The barrels. That fool Pike had packed his factory with cloth, thread, wooden crates, and open flames, and now that the inevitable had happened, the barrels of serum were heating up into bombs.
“Get back,” I said in useless English, pulling them farther into the woods. “Do not breathe it in. Back.”
They followed my urgent movements, probably more out of fear of the explosions than from anything I said. A hand gripped my arm. I turned. It was Mairead, her dark eyes hooded in the light of the flames.
“Gliondrach,” I said awkwardly. “Gliondrach tu abhus.” I hoped she understood my broken words as I meant them: I’m glad you’re here. I’m glad you’re alive.
She said something, too quickly for me to catch. She turned me by the shoulders toward the road to Meryton. The church bells were tolling. Others would be here soon.
Still upbraiding me incomprehensibly, she gestured to my shirt, tugged at my trousers.
Oh.
I could not be seen here. Not like this. I took a step back and then hovered uncertainly.
Surely I oughtn’t to leave them this way.
Mairead seized me by the shoulder again and gave me a shove toward the road.
She shouted something in which I could discern the word go .
I started away at a slow jog, quickly growing faster as my full situation dawned upon me.
If Miss Mary Bennet of Longbourn was found, in the middle of the night, dressed as a boy, at the site of her fiancé’s presumed fiery death, it would make Lydia’s scandalous elopement a mere footnote compared to my infamy.
I found myself at home just as the sun was beginning to bleach the horizon. A column of smoke rose from the woods. I stared at it, mesmerized, until I fell asleep against my windowpane.
No one knew quite what to make of the fire. It erased most evidence of Pike’s sinister apparatus, and the barrels of serum had all burst by the time the good people of Meryton arrived.
Luckily it had been a damp autumn, so the woods did not catch, but Pike’s factory burned quickly and thoroughly. When he failed to reappear, he went down into the parish record as perishing in the flames. Miss Figg, too, was lost to the disaster.
The factory girls were housed in the church for a few days. Then a collection was taken to send them home. They left with no protest.
Did Meryton know that something terrible happened out there at the old mill?
More terrible than just the fire, I mean?
Perhaps they suspected. However, they had no wish to know more.
No one spoke the girls’ language but I, and no attempt to find a decent translator was made.
I tried once to speak to Mairead. Her eyes went right past me as if she did not know me.
I do not know if she was angry with me or still trying to protect me.
If they knew where in the woods their sister weavers’ bodies lay, they told no one. I suppose I cannot blame them for that.
Pike is spoken of now with some sorrow, as a promising young gentleman who was felled by a tragic stroke of bad luck.

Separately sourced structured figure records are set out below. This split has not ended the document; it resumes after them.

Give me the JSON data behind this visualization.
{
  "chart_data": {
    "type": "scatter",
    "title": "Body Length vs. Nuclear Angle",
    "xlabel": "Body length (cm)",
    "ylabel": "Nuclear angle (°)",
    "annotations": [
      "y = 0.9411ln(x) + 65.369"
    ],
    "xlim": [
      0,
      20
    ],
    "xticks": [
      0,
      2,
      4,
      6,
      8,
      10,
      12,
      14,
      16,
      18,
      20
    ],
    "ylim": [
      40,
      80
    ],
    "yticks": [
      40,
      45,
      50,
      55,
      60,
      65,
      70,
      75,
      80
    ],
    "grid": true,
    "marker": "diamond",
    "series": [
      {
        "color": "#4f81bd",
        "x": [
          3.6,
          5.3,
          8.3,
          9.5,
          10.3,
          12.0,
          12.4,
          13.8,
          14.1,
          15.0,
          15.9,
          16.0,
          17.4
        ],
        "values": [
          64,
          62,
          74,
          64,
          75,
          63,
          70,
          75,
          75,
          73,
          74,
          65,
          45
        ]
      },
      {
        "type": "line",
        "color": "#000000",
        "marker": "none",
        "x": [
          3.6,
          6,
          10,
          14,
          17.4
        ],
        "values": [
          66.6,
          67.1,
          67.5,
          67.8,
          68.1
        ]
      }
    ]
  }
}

The lack of much actual sorrow makes me suspect that they knew at least a little of what went on.
However, Meryton has never had the words to talk about Septimus Pike, in life, death, or anything in between. I suppose that will never change now.
No one knows quite what to make of me, either. But I suppose no one ever did.
I am a bit ashamed to admit it, but the one I grieve the most is Cariad.
For days, I hoped to hear his little beak tapping at the window, but I never did.
I suppose I deserve that much for my role in all this, but I could wish it was not my valiant little friend who paid the price.
I find myself absently reaching up to my shoulder to stroke a feathered little head that is no longer there.
That is all, Harry, I believe. Everyone has left me—Cariad, Miss Darcy, even Pike’s poisonous obsession is laid to rest at last—but that is no more than I deserve.
Two monsters, me and Pike, and between us we have caused so much sorrow.
Now one of us is dead, and the other is alone.
I shall do my best to be grateful for that much and to live quietly for the rest of my days, doing no more damage.
The scarlet rage of my nature will never erupt to the surface ever again.
A sorry tale, all in all, Harry. I daresay if you were real you would despise me. At least it is over now.